Freshness Monitoring & SLAs

Freshness = how recently data was updated relative to its expected cadence. It's the #1 metric for data reliability.

-- Freshness check: alert if table is >2 hours stale SELECT DATEDIFF('minute', MAX(updated_at), CURRENT_TIMESTAMP()) AS staleness_min FROM analytics.orders HAVING staleness_min > 120

Per-Dataset SLAs

"Real-time" = 5-minute SLA. "Daily batch" = 26-hour SLA (buffer for late runs). Define SLAs per table, not globally.

Measure Right Timestamp

Use the event timestamp (when it happened), not load timestamp (when ETL ran). Load time hides late-arriving data.

Freshness Dashboard

A single pane showing freshness status for all critical tables. Green/yellow/red. Stakeholders check before trusting reports.

Avoiding Noisy Alerts

Alert fatigue kills data quality programs. If your team ignores alerts, you have no monitoring. Here's how to fix it.

Dynamic Thresholds

Don't hardcode "row count > 1000." Use trailing 7-day average ± 2 standard deviations. Adapts to growth and seasonality.

Seasonality-Aware

Monday volume differs from Saturday. Holiday weeks differ from normal. Your baselines should account for day-of-week and known events.

Multi-Signal Correlation

Alert only when freshness AND volume AND error rate all degrade. Single-signal alerts have high false positive rates.

Maintenance Windows

Suppress alerts during planned maintenance, deployments, and known data source outages. Auto-resume after the window.

Interview Gold

"I use dynamic thresholds with seasonality baselines and multi-signal correlation. If volume drops AND freshness degrades, that's a real incident. Volume alone dropping on Sunday is probably normal."
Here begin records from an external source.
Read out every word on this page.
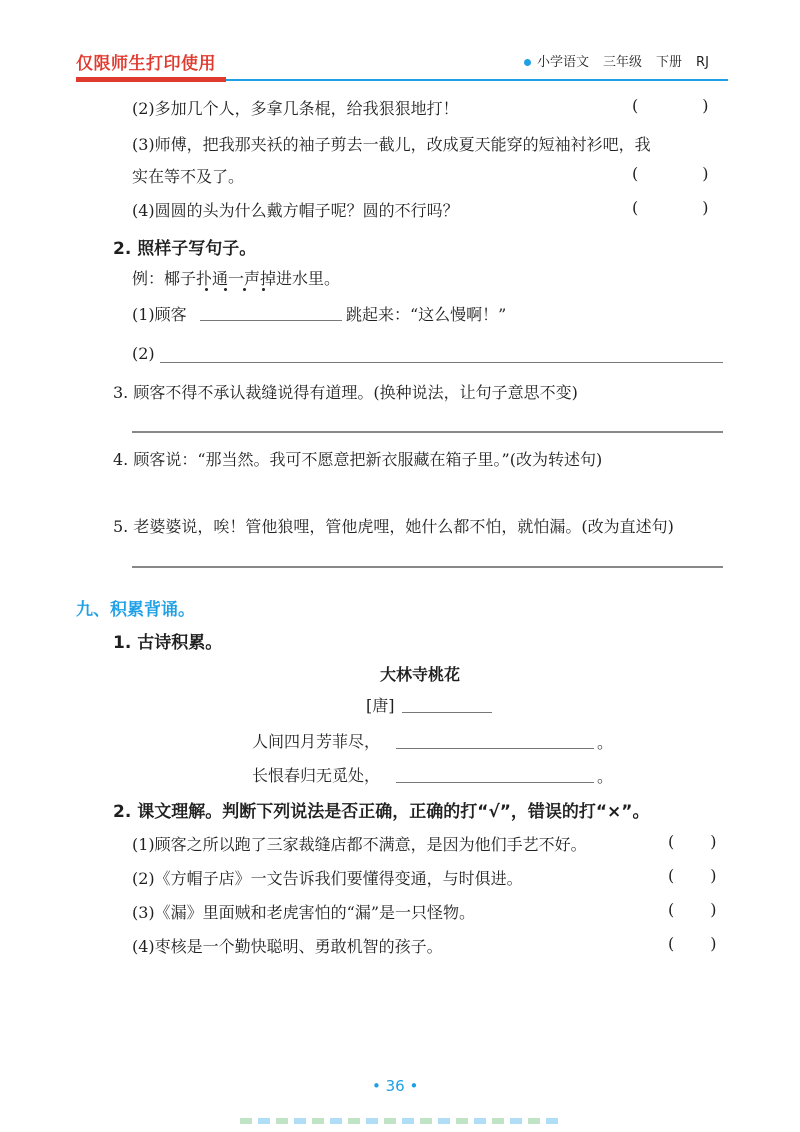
仅限师生打印使用	小学语文 三年级 下册 RJ
(2)多加几个人，多拿几条棍，给我狠狠地打！	(	)
(3)师傅，把我那夹袄的袖子剪去一截儿，改成夏天能穿的短袖衬衫吧，我
实在等不及了。	(	)
(4)圆圆的头为什么戴方帽子呢？圆的不行吗？	(	)
2. 照样子写句子。
例：椰子扑通一声掉进水里。
(1)顾客	跳起来：“这么慢啊！”
(2)
3. 顾客不得不承认裁缝说得有道理。(换种说法，让句子意思不变)
4. 顾客说：“那当然。我可不愿意把新衣服藏在箱子里。”(改为转述句)
5. 老婆婆说，唉！管他狼哩，管他虎哩，她什么都不怕，就怕漏。(改为直述句)
九、积累背诵。
1. 古诗积累。
大林寺桃花
[唐]
人间四月芳菲尽，	。
长恨春归无觅处，	。
2. 课文理解。判断下列说法是否正确，正确的打“√”，错误的打“×”。
(1)顾客之所以跑了三家裁缝店都不满意，是因为他们手艺不好。	( )
(2)《方帽子店》一文告诉我们要懂得变通，与时俱进。	( )
(3)《漏》里面贼和老虎害怕的“漏”是一只怪物。	( )
(4)枣核是一个勤快聪明、勇敢机智的孩子。	( )
• 36 •
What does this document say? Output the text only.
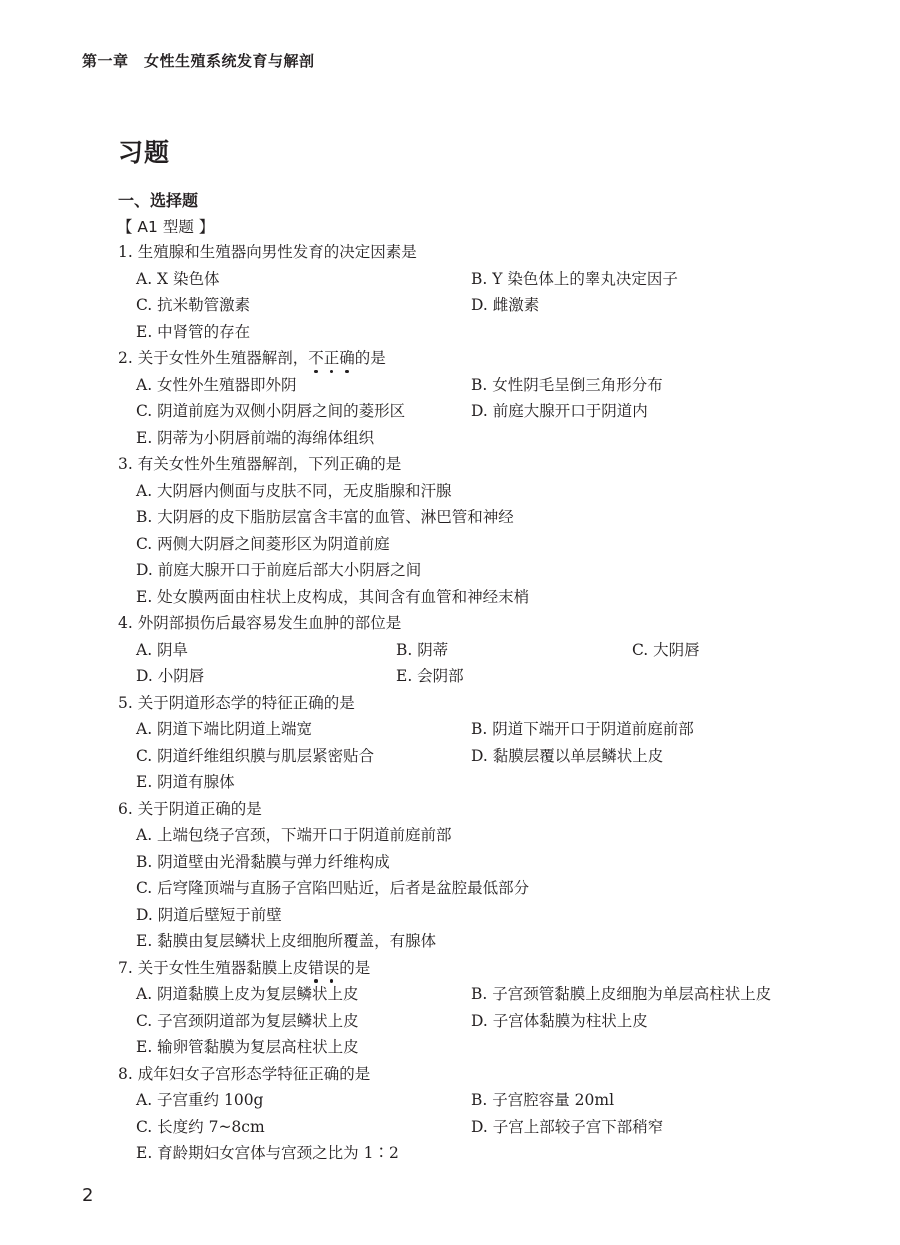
第一章　女性生殖系统发育与解剖
习题
一、选择题
【 A1 型题 】
1. 生殖腺和生殖器向男性发育的决定因素是
A. X 染色体	B. Y 染色体上的睾丸决定因子
C. 抗米勒管激素	D. 雌激素
E. 中肾管的存在
2. 关于女性外生殖器解剖，不正确
的是
A. 女性外生殖器即外阴	B. 女性阴毛呈倒三角形分布
C. 阴道前庭为双侧小阴唇之间的菱形区	D. 前庭大腺开口于阴道内
E. 阴蒂为小阴唇前端的海绵体组织
3. 有关女性外生殖器解剖，下列正确的是
A. 大阴唇内侧面与皮肤不同，无皮脂腺和汗腺
B. 大阴唇的皮下脂肪层富含丰富的血管、淋巴管和神经
C. 两侧大阴唇之间菱形区为阴道前庭
D. 前庭大腺开口于前庭后部大小阴唇之间
E. 处女膜两面由柱状上皮构成，其间含有血管和神经末梢
4. 外阴部损伤后最容易发生血肿的部位是
A. 阴阜	B. 阴蒂	C. 大阴唇
D. 小阴唇	E. 会阴部
5. 关于阴道形态学的特征正确的是
A. 阴道下端比阴道上端宽	B. 阴道下端开口于阴道前庭前部
C. 阴道纤维组织膜与肌层紧密贴合	D. 黏膜层覆以单层鳞状上皮
E. 阴道有腺体
6. 关于阴道正确的是
A. 上端包绕子宫颈，下端开口于阴道前庭前部
B. 阴道壁由光滑黏膜与弹力纤维构成
C. 后穹隆顶端与直肠子宫陷凹贴近，后者是盆腔最低部分
D. 阴道后壁短于前壁
E. 黏膜由复层鳞状上皮细胞所覆盖，有腺体
7. 关于女性生殖器黏膜上皮错误
的是
A. 阴道黏膜上皮为复层鳞状上皮	B. 子宫颈管黏膜上皮细胞为单层高柱状上皮
C. 子宫颈阴道部为复层鳞状上皮	D. 子宫体黏膜为柱状上皮
E. 输卵管黏膜为复层高柱状上皮
8. 成年妇女子宫形态学特征正确的是
A. 子宫重约 100g	B. 子宫腔容量 20ml
C. 长度约 7~8cm	D. 子宫上部较子宫下部稍窄
E. 育龄期妇女宫体与宫颈之比为 1∶2
2
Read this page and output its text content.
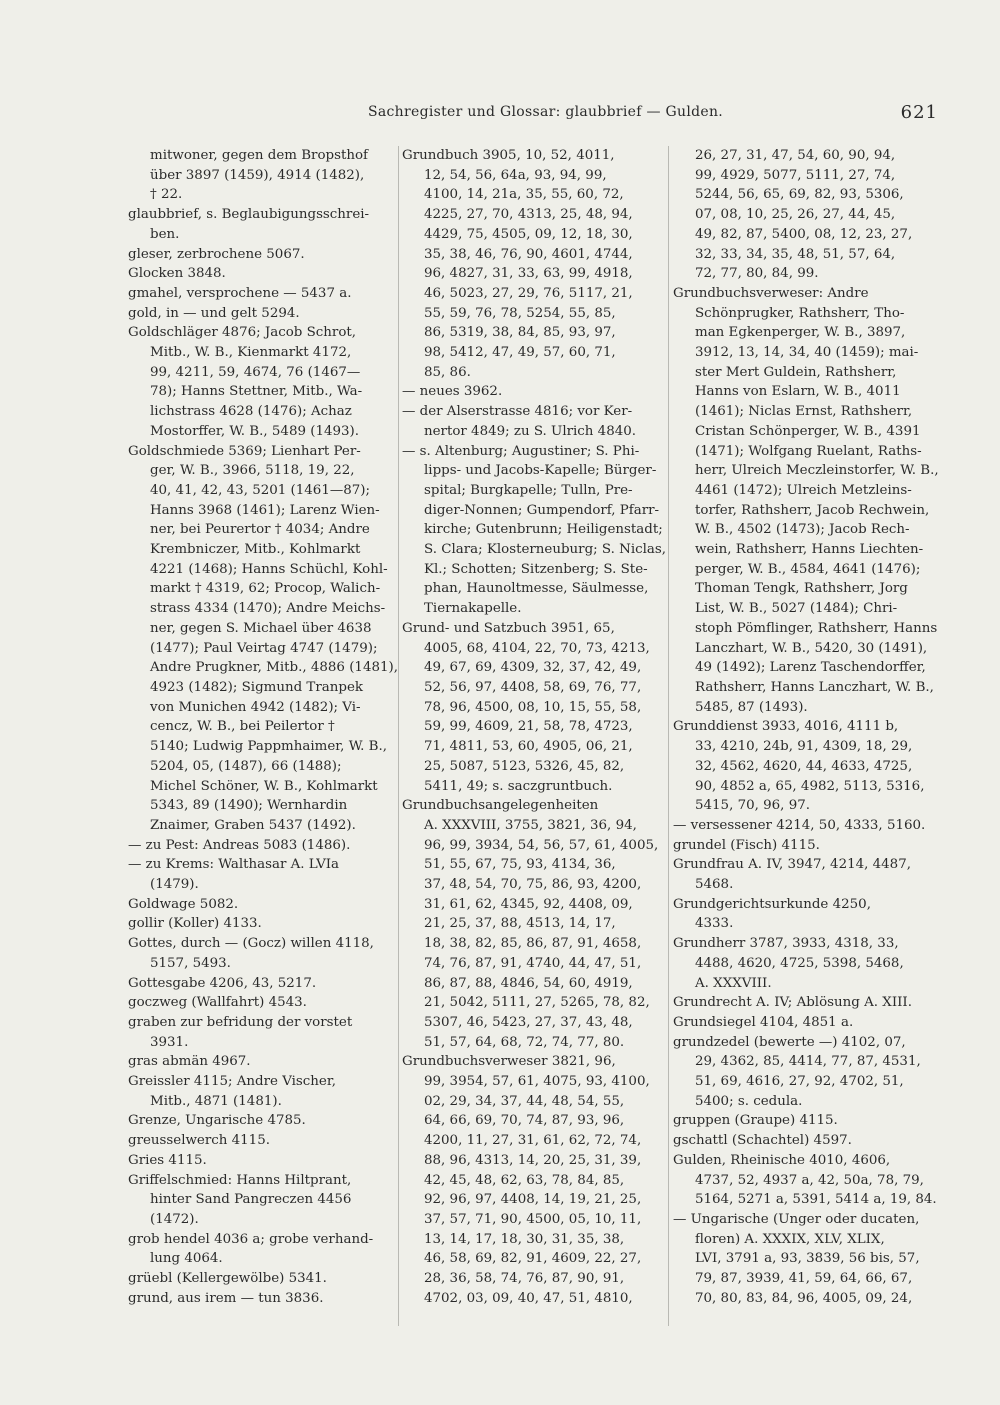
Sachregister und Glossar: glaubbrief — Gulden.	621
mitwoner, gegen dem Bropsthof
über 3897 (1459), 4914 (1482),
† 22.
glaubbrief, s. Beglaubigungsschrei-
ben.
gleser, zerbrochene 5067.
Glocken 3848.
gmahel, versprochene — 5437 a.
gold, in — und gelt 5294.
Goldschläger 4876; Jacob Schrot,
Mitb., W. B., Kienmarkt 4172,
99, 4211, 59, 4674, 76 (1467—
78); Hanns Stettner, Mitb., Wa-
lichstrass 4628 (1476); Achaz
Mostorffer, W. B., 5489 (1493).
Goldschmiede 5369; Lienhart Per-
ger, W. B., 3966, 5118, 19, 22,
40, 41, 42, 43, 5201 (1461—87);
Hanns 3968 (1461); Larenz Wien-
ner, bei Peurertor † 4034; Andre
Krembniczer, Mitb., Kohlmarkt
4221 (1468); Hanns Schüchl, Kohl-
markt † 4319, 62; Procop, Walich-
strass 4334 (1470); Andre Meichs-
ner, gegen S. Michael über 4638
(1477); Paul Veirtag 4747 (1479);
Andre Prugkner, Mitb., 4886 (1481),
4923 (1482); Sigmund Tranpek
von Munichen 4942 (1482); Vi-
cencz, W. B., bei Peilertor †
5140; Ludwig Pappmhaimer, W. B.,
5204, 05, (1487), 66 (1488);
Michel Schöner, W. B., Kohlmarkt
5343, 89 (1490); Wernhardin
Znaimer, Graben 5437 (1492).
— zu Pest: Andreas 5083 (1486).
— zu Krems: Walthasar A. LVIa
(1479).
Goldwage 5082.
gollir (Koller) 4133.
Gottes, durch — (Gocz) willen 4118,
5157, 5493.
Gottesgabe 4206, 43, 5217.
goczweg (Wallfahrt) 4543.
graben zur befridung der vorstet
3931.
gras abmän 4967.
Greissler 4115; Andre Vischer,
Mitb., 4871 (1481).
Grenze, Ungarische 4785.
greusselwerch 4115.
Gries 4115.
Griffelschmied: Hanns Hiltprant,
hinter Sand Pangreczen 4456
(1472).
grob hendel 4036 a; grobe verhand-
lung 4064.
grüebl (Kellergewölbe) 5341.
grund, aus irem — tun 3836.
Grundbuch 3905, 10, 52, 4011,
12, 54, 56, 64a, 93, 94, 99,
4100, 14, 21a, 35, 55, 60, 72,
4225, 27, 70, 4313, 25, 48, 94,
4429, 75, 4505, 09, 12, 18, 30,
35, 38, 46, 76, 90, 4601, 4744,
96, 4827, 31, 33, 63, 99, 4918,
46, 5023, 27, 29, 76, 5117, 21,
55, 59, 76, 78, 5254, 55, 85,
86, 5319, 38, 84, 85, 93, 97,
98, 5412, 47, 49, 57, 60, 71,
85, 86.
— neues 3962.
— der Alserstrasse 4816; vor Ker-
nertor 4849; zu S. Ulrich 4840.
— s. Altenburg; Augustiner; S. Phi-
lipps- und Jacobs-Kapelle; Bürger-
spital; Burgkapelle; Tulln, Pre-
diger-Nonnen; Gumpendorf, Pfarr-
kirche; Gutenbrunn; Heiligenstadt;
S. Clara; Klosterneuburg; S. Niclas,
Kl.; Schotten; Sitzenberg; S. Ste-
phan, Haunoltmesse, Säulmesse,
Tiernakapelle.
Grund- und Satzbuch 3951, 65,
4005, 68, 4104, 22, 70, 73, 4213,
49, 67, 69, 4309, 32, 37, 42, 49,
52, 56, 97, 4408, 58, 69, 76, 77,
78, 96, 4500, 08, 10, 15, 55, 58,
59, 99, 4609, 21, 58, 78, 4723,
71, 4811, 53, 60, 4905, 06, 21,
25, 5087, 5123, 5326, 45, 82,
5411, 49; s. saczgruntbuch.
Grundbuchsangelegenheiten
A. XXXVIII, 3755, 3821, 36, 94,
96, 99, 3934, 54, 56, 57, 61, 4005,
51, 55, 67, 75, 93, 4134, 36,
37, 48, 54, 70, 75, 86, 93, 4200,
31, 61, 62, 4345, 92, 4408, 09,
21, 25, 37, 88, 4513, 14, 17,
18, 38, 82, 85, 86, 87, 91, 4658,
74, 76, 87, 91, 4740, 44, 47, 51,
86, 87, 88, 4846, 54, 60, 4919,
21, 5042, 5111, 27, 5265, 78, 82,
5307, 46, 5423, 27, 37, 43, 48,
51, 57, 64, 68, 72, 74, 77, 80.
Grundbuchsverweser 3821, 96,
99, 3954, 57, 61, 4075, 93, 4100,
02, 29, 34, 37, 44, 48, 54, 55,
64, 66, 69, 70, 74, 87, 93, 96,
4200, 11, 27, 31, 61, 62, 72, 74,
88, 96, 4313, 14, 20, 25, 31, 39,
42, 45, 48, 62, 63, 78, 84, 85,
92, 96, 97, 4408, 14, 19, 21, 25,
37, 57, 71, 90, 4500, 05, 10, 11,
13, 14, 17, 18, 30, 31, 35, 38,
46, 58, 69, 82, 91, 4609, 22, 27,
28, 36, 58, 74, 76, 87, 90, 91,
4702, 03, 09, 40, 47, 51, 4810,
26, 27, 31, 47, 54, 60, 90, 94,
99, 4929, 5077, 5111, 27, 74,
5244, 56, 65, 69, 82, 93, 5306,
07, 08, 10, 25, 26, 27, 44, 45,
49, 82, 87, 5400, 08, 12, 23, 27,
32, 33, 34, 35, 48, 51, 57, 64,
72, 77, 80, 84, 99.
Grundbuchsverweser: Andre
Schönprugker, Rathsherr, Tho-
man Egkenperger, W. B., 3897,
3912, 13, 14, 34, 40 (1459); mai-
ster Mert Guldein, Rathsherr,
Hanns von Eslarn, W. B., 4011
(1461); Niclas Ernst, Rathsherr,
Cristan Schönperger, W. B., 4391
(1471); Wolfgang Ruelant, Raths-
herr, Ulreich Meczleinstorfer, W. B.,
4461 (1472); Ulreich Metzleins-
torfer, Rathsherr, Jacob Rechwein,
W. B., 4502 (1473); Jacob Rech-
wein, Rathsherr, Hanns Liechten-
perger, W. B., 4584, 4641 (1476);
Thoman Tengk, Rathsherr, Jorg
List, W. B., 5027 (1484); Chri-
stoph Pömflinger, Rathsherr, Hanns
Lanczhart, W. B., 5420, 30 (1491),
49 (1492); Larenz Taschendorffer,
Rathsherr, Hanns Lanczhart, W. B.,
5485, 87 (1493).
Grunddienst 3933, 4016, 4111 b,
33, 4210, 24b, 91, 4309, 18, 29,
32, 4562, 4620, 44, 4633, 4725,
90, 4852 a, 65, 4982, 5113, 5316,
5415, 70, 96, 97.
— versessener 4214, 50, 4333, 5160.
grundel (Fisch) 4115.
Grundfrau A. IV, 3947, 4214, 4487,
5468.
Grundgerichtsurkunde 4250,
4333.
Grundherr 3787, 3933, 4318, 33,
4488, 4620, 4725, 5398, 5468,
A. XXXVIII.
Grundrecht A. IV; Ablösung A. XIII.
Grundsiegel 4104, 4851 a.
grundzedel (bewerte —) 4102, 07,
29, 4362, 85, 4414, 77, 87, 4531,
51, 69, 4616, 27, 92, 4702, 51,
5400; s. cedula.
gruppen (Graupe) 4115.
gschattl (Schachtel) 4597.
Gulden, Rheinische 4010, 4606,
4737, 52, 4937 a, 42, 50a, 78, 79,
5164, 5271 a, 5391, 5414 a, 19, 84.
— Ungarische (Unger oder ducaten,
floren) A. XXXIX, XLV, XLIX,
LVI, 3791 a, 93, 3839, 56 bis, 57,
79, 87, 3939, 41, 59, 64, 66, 67,
70, 80, 83, 84, 96, 4005, 09, 24,
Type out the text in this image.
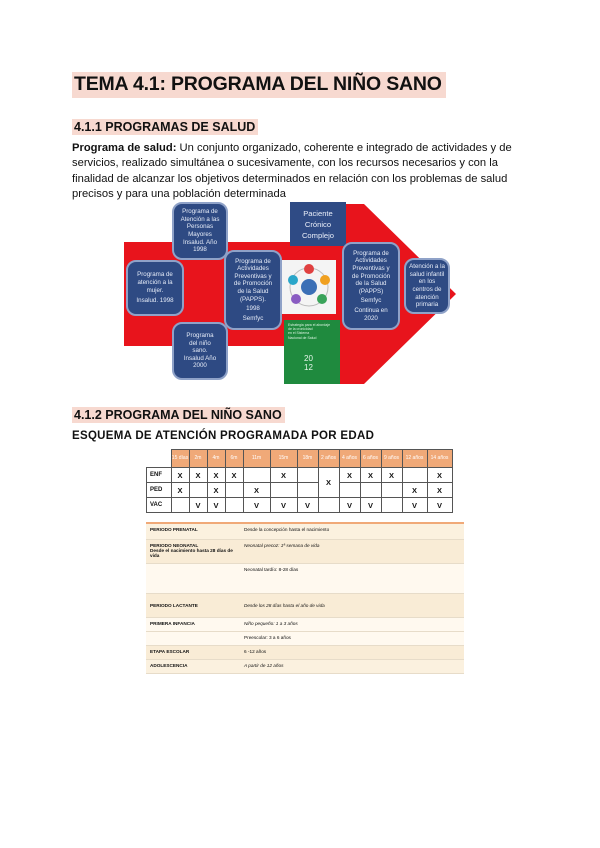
TEMA 4.1: PROGRAMA DEL NIÑO SANO
4.1.1 PROGRAMAS DE SALUD
Programa de salud: Un conjunto organizado, coherente e integrado de actividades y de servicios, realizado simultánea o sucesivamente, con los recursos necesarios y con la finalidad de alcanzar los objetivos determinados en relación con los problemas de salud precisos y para una población determinada
Programa de
atención a la
mujer.
Insalud. 1998
Programa de
Atención a las
Personas
Mayores
Insalud. Año
1998
Programa
del niño
sano.
Insalud Año
2000
Programa de
Actividades
Preventivas y
de Promoción
de la Salud
(PAPPS).
1998
Semfyc
Paciente
Crónico
Complejo
Estrategia para el abordaje
de la cronicidad
en el Sistema
Nacional de Salud
20
12
Programa de
Actividades
Preventivas y
de Promoción
de la Salud
(PAPPS)
Semfyc
Continua en
2020
Atención a la
salud infantil
en los
centros de
atención
primaria
4.1.2 PROGRAMA DEL NIÑO SANO
ESQUEMA DE ATENCIÓN PROGRAMADA POR EDAD
	15 días	2m	4m	6m	11m	15m	18m	2 años	4 años	6 años	9 años	12 años	14 años
ENF	X	X	X	X		X		X	X	X	X		X
PED	X		X		X							X	X
VAC		V	V		V	V	V		V	V		V	V
PERIODO PRENATAL	Desde la concepción hasta el nacimiento
PERIODO NEONATAL
Desde el nacimiento hasta 28 días de vida	Neonatal precoz: 1ª semana de vida
	Neonatal tardío: 8-28 días
PERIODO LACTANTE	Desde los 28 días hasta el año de vida
PRIMERA INFANCIA	Niño pequeño: 1 a 3 años
	Preescolar: 3 a 6 años
ETAPA ESCOLAR	6 -12 años
ADOLESCENCIA	A partir de 12 años
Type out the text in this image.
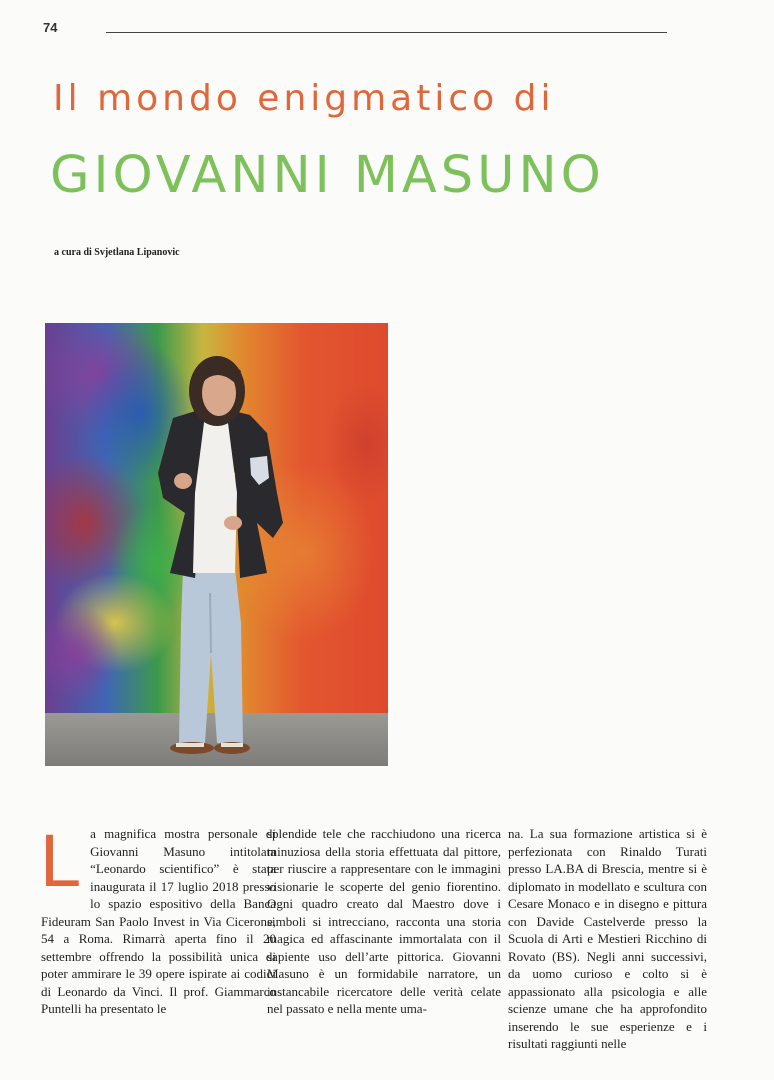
74
Il mondo enigmatico di
GIOVANNI MASUNO
a cura di Svjetlana Lipanovic
L a magnifica mostra personale di Giovanni Masuno intitolata “Leonardo scientifico” è stata inaugurata il 17 luglio 2018 presso lo spazio espositivo della Banca Fideuram San Paolo Invest in Via Cicerone, 54 a Roma. Rimarrà aperta fino il 20 settembre offrendo la possibilità unica di poter ammirare le 39 opere ispirate ai codici di Leonardo da Vinci. Il prof. Giammarco Puntelli ha presentato le

splendide tele che racchiudono una ricerca minuziosa della storia effettuata dal pittore, per riuscire a rappresentare con le immagini visionarie le scoperte del genio fiorentino. Ogni quadro creato dal Maestro dove i simboli si intrecciano, racconta una storia magica ed affascinante immortalata con il sapiente uso dell’arte pittorica. Giovanni Masuno è un formidabile narratore, un instancabile ricercatore delle verità celate nel passato e nella mente uma-

na. La sua formazione artistica si è perfezionata con Rinaldo Turati presso LA.BA di Brescia, mentre si è diplomato in modellato e scultura con Cesare Monaco e in disegno e pittura con Davide Castelverde presso la Scuola di Arti e Mestieri Ricchino di Rovato (BS). Negli anni successivi, da uomo curioso e colto si è appassionato alla psicologia e alle scienze umane che ha approfondito inserendo le sue esperienze e i risultati raggiunti nelle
Anomaly Detection for Metrics

Anomaly detection catches silent failures — data that looks valid but is wrong.

Good For

  • ✅ Revenue/metric spikes or drops
  • ✅ Distribution shifts in categorical data
  • ✅ Unusual NULL rate increases
  • ✅ Detecting silent pipeline failures

Watch Out For

  • ⚠️ Needs context: is it a bug or a real event?
  • ⚠️ Requires enough history for baselines
  • ⚠️ Can produce false positives during sales/launches
  • ⚠️ Doesn't replace explicit validation rules
Key Insight

Anomaly detection is a complement, not a replacement. Use explicit rules for known invariants (amount >= 0) and anomaly detection for unknown unknowns (unexpected metric shifts).

Alert Routing & Severity

Not all alerts deserve the same response. Tier your alerts and route them appropriately.

P0 — Critical

Revenue table stale, PK duplicates. Page on-call, block downstream publishes.

P1 — Warning

Volume anomaly, freshness approaching SLA. Slack channel, investigate within 4 hours.

P2 — Info

New column detected, minor NULL rate increase. Log to dashboard, review weekly.

Alert Fires
Severity Tier
Route: Page / Slack / Log
Runbook: Step-by-step fix
Interview Tip

"Every alert should have an owner and a runbook. If an alert fires and nobody knows what to do, it's a bad alert. I classify by dataset criticality: revenue tables are P0, experimental features are P2."

Common Failure Modes

Know these by heart. Interviewers love asking "what could go wrong?" for any pipeline.

Missing Partitions

ETL skipped a day. Table looks fine but has a gap. Aggregate row count drops but row-level checks still pass.

Duplicate Rows

Retries, at-least-once delivery, bad MERGE logic. Revenue inflated, user counts wrong.

Timezone Bugs

Server in UTC, users in PST. Daily aggregates shift by 8 hours. "Monday" includes Sunday night.

Silent Truncation

VARCHAR(50) silently truncates a 60-char value. No error, just data loss. Test with max-length inputs.

Wrong Joins

JOIN on non-unique key → row explosion. 1M rows × 3 duplicates = 3M rows. Aggregates suddenly triple.

Type Coercion

"123" auto-cast to INT is fine. "123.45" → INT silently truncates to 123. "N/A" → NULL or error, depending on engine.

Quiz: Test Yourself

Q1: Your pipeline's row count grows 5% weekly. How should you set volume alert thresholds?

Q2: Revenue suddenly drops 60% but all NOT NULL and range checks pass. What catches this?

Q3: Your daily report suddenly shows 3x normal revenue. Pipeline didn't change. What's the likely cause?

Q4: Your data source has planned maintenance every Sunday 2-4 AM. How do you handle alerts?